What is this great menace? An addiction to urgency, aka Urgency Addiction.
Neuroscientists tell us that when we experience success, our brains release a substance known as dopamine, which causes feelings of pleasure. Understandably, we want more of this, which we can get by repeating the types of actions that caused the previous chemical shot.
The problem is that this phenomenon occurs even after very small successes – like answering an e-mail, cleaning out a file folder, or sending a text message. The happy juice keeps on coming, and hours later we’ve spent an entire day doing nothing meaningful.
There are several methods for fighting urgency addiction. A few helpful books are: First Things First, by Stephen Covey; Getting Things Done, by David Allen; and Deep Work, by Cal Newport. Francesco Cirillo’s Pomodoro Technique and Dan Sullivan’s Entrepreneurial Time Management System are also excellent
For those trying to break urgency addiction, I recommend a few practical steps:
— Determine your highest and best use. I’ve borrowed this term from the world of real estate, where it means calculating the maximum value of a commercial property by envisioning the ultimate utilization of that piece of land. What is it that you do that contributes the most value to your goals, life, and/or organization? In what areas of productivity do people consider you a gifted genius? It will likely be something you love and that makes you feel energized. This is where you should focus.
— Decide how much time you can realistically devote to your highest and best use. Schedule blocks specifically for this purpose. Put those on your calendar like appointments with your boss or most important client. Then fight with all your strength the urge to preempt that plan.
— Find your deep work environment. It may have to be somewhere outside your normal workspace. If that’s not possible, headphones playing favorite music, a “Do Not Disturb” sign, and turning off a few apps might do the trick.

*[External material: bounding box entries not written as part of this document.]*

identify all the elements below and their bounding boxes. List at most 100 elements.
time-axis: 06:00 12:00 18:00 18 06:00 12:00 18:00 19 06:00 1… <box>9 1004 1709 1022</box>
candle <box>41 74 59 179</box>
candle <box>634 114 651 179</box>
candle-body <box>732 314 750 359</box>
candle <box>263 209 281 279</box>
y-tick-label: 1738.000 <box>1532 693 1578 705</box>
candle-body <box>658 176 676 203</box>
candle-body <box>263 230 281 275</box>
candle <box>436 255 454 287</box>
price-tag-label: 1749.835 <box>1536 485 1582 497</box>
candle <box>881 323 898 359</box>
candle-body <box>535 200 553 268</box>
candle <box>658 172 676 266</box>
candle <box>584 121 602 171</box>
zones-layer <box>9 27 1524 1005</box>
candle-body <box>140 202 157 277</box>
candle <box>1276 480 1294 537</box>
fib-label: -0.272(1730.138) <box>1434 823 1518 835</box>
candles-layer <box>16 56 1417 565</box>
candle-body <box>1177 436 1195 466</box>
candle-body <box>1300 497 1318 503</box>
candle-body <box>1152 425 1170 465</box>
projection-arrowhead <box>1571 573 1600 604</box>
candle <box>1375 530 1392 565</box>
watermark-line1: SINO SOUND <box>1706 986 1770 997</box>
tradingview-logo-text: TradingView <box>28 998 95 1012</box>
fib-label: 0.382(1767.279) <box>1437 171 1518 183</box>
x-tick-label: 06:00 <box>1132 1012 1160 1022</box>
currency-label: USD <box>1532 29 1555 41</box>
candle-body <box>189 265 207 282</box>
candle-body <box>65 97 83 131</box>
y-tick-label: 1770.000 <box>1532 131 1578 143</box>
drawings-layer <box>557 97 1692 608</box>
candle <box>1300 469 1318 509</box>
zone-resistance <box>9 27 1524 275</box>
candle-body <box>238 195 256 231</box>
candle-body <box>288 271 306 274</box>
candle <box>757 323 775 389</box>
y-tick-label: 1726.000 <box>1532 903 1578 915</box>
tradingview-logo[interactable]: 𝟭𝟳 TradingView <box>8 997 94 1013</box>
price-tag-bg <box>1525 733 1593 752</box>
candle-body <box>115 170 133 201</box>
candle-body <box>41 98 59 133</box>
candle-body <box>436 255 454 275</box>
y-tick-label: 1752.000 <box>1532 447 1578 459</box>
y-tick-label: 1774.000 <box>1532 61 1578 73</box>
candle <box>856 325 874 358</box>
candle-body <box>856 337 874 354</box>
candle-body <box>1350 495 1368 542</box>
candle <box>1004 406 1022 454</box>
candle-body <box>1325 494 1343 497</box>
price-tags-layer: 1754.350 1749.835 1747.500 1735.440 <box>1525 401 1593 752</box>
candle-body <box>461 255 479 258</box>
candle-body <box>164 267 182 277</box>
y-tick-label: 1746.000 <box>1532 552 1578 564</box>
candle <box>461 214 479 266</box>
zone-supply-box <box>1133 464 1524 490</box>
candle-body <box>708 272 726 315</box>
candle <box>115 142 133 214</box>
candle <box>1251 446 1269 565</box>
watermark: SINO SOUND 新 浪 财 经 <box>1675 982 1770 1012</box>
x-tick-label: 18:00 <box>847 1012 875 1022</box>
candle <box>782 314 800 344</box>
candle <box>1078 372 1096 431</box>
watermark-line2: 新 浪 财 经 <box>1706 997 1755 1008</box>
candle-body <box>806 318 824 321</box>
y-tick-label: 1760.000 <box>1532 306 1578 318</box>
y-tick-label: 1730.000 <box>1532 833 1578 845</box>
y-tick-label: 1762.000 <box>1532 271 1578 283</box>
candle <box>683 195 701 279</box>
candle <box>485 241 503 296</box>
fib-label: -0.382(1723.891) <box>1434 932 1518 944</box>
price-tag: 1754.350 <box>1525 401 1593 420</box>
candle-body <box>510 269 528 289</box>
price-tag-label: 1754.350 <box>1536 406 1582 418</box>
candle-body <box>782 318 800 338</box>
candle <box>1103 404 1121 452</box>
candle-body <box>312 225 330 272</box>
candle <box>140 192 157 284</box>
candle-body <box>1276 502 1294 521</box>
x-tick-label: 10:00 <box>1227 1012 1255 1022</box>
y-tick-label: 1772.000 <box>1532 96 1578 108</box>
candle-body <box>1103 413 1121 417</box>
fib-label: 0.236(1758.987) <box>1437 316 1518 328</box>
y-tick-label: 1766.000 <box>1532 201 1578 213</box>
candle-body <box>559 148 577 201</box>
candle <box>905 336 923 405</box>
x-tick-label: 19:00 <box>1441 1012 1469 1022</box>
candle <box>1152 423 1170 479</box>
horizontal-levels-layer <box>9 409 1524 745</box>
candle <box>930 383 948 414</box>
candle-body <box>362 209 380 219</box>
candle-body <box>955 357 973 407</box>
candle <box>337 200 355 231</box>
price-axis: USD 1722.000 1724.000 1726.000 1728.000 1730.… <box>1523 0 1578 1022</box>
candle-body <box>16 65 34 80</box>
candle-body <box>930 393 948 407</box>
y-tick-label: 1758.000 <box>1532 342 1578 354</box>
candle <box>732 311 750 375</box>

— Have a trusted system for capturing distractions. While you’re engaged in deep work, thoughts will undoubtedly come to you about other tasks and commitments. You need a way to record these for handling later. The key is that you must absolutely trust this system to the point that the distraction will be completely out of your mind once it’s captured.
— Then work on only what matters most until the scheduled session is over.
Yes, it’s difficult. And it takes practice. But the result is freedom from urgency addiction and more time spent doing what brings the greatest value to the organization and joy to us as individuals. That’s a high worth pursuing.